The Role of the Exchange
One of the most important potential roles of a health insurance exchange, and one way it could reduce costs, both Blumberg and Curtis say, would be to provide oversight of the health insurance market, bringing more transparency to the often-mystifying process of choosing a health insurance plan.

An exchange could collect information on insurers’ performance on claim payments, quality of provider networks and other measures.

“Right now our ability to do effective oversight is incredibly limited,” Blumberg says. “Even at the state level insurance departments, most of the attention is focused on ensuring solvency and licensing. Oversight of the marketplace is a tiny fraction.”

A health insurance exchange could also require insurers to present consumers with standardized plans, making it easier for people to compare their options.

In Massachusetts, for example, the Connector groups plans into three tiers – Gold, Silver and Bronze – based on the total percentage of medical costs covered in the plan. The Senate health committee bill follows that model, creating three tiers of coverage.

After feedback from state residents, Blumberg says, Massachusetts is moving toward even more standardized benefits packages.

Such clear, standardized information could spur competition, Curtis says: “If you structure something so that people can see cost differences, they’ll behave more like consumers in other markets.”

Any exchange would be “a vehicle to make competing plans easy to navigate,” he adds.

But beyond that, many other questions have yet to be answered about how a health insurance exchange would be organized.

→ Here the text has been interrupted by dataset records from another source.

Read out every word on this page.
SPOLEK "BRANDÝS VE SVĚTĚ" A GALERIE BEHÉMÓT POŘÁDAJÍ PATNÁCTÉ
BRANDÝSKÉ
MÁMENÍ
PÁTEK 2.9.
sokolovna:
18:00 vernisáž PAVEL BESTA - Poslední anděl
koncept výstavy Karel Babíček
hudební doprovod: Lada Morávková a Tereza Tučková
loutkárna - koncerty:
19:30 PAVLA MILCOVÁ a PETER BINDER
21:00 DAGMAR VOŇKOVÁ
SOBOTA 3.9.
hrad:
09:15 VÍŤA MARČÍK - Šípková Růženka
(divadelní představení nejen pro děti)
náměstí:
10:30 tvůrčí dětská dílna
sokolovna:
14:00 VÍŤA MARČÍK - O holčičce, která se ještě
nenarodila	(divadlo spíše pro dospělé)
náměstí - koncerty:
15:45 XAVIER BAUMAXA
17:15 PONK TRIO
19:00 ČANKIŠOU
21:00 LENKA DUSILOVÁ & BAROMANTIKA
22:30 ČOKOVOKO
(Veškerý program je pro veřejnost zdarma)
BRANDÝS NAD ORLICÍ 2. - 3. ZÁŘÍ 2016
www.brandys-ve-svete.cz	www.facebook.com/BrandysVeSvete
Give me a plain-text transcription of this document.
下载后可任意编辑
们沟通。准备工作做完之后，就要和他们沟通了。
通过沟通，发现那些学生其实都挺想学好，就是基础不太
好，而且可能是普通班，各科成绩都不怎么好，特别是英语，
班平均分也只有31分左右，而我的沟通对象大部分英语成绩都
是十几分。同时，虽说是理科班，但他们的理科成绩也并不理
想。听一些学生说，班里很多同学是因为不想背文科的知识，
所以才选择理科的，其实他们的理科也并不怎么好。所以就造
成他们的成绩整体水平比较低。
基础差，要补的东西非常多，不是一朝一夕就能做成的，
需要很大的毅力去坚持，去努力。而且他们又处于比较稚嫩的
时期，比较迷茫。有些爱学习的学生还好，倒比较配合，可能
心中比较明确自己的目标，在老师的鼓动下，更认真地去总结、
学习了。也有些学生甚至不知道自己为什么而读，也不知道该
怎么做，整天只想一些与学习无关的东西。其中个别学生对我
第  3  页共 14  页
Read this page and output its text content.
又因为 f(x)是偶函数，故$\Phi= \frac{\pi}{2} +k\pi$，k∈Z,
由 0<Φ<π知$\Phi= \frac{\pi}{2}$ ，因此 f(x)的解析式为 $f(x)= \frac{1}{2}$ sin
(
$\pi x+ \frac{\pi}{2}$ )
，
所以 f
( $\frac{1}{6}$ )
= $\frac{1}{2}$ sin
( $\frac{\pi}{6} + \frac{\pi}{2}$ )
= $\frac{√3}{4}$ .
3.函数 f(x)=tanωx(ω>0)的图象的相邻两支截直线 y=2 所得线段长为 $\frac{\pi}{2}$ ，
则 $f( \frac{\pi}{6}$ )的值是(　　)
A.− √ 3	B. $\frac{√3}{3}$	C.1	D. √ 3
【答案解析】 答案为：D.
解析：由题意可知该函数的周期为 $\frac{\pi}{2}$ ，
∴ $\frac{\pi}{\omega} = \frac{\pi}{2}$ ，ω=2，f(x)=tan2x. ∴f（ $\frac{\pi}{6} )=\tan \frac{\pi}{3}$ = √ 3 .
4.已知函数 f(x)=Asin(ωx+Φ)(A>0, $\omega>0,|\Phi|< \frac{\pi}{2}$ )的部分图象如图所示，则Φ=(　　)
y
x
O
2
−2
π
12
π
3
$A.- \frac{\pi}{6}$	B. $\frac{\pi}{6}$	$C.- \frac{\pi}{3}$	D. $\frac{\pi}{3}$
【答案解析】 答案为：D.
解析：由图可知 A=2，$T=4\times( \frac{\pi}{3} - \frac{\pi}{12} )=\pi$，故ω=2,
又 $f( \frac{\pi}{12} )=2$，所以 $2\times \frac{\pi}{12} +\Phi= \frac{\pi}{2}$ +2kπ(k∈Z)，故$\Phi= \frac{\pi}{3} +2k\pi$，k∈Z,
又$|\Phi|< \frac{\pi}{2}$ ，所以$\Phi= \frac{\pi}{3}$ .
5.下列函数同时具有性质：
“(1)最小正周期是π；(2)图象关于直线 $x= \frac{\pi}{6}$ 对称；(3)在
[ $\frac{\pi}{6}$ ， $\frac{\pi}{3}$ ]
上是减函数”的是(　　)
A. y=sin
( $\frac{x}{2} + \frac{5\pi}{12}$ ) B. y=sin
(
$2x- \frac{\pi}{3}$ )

The Senate health committee bill envisions state-run exchanges, the “gateways,” that would choose the plans to be offered through the exchange in that state. The House bill, on the other hand, would set up a national exchange.

In both bills, however, a national advisory committee under the department of Health and Human Services — called the Medical Advisory Committee in the Senate Bill and the Health Benefits Advisory Committee in the House — would set minimum requirements for plans that could be offered on the exchanges.

That’s a provision the U.S. Chamber of Commerce, an interest group representing U.S. business, objects to.

“Creation of an unelected but extremely powerful Medical Advisory Council that effectively dictates benefit design, defines affordability, and that is exempt from obligations, is a fundamentally flawed concept,” the group wrote in an open letter to the Senate health committee. “These decisions should remain between doctors, patients, employers, employees, and the plans they choose to purchase from.”

Overall, Blumberg says, “a well-structured exchange could play a substantial role” in effective health-care reform. But, Curtis adds, he believes it’s ultimately the market reforms set up around and within the exchange framework — an individual mandate, rules prohibiting excluding pre-existing conditions, and other reforms — that will determine how much of a difference an exchange can make.

“If you don’t have those rules, marketwise, than you can’t make the exchange work.”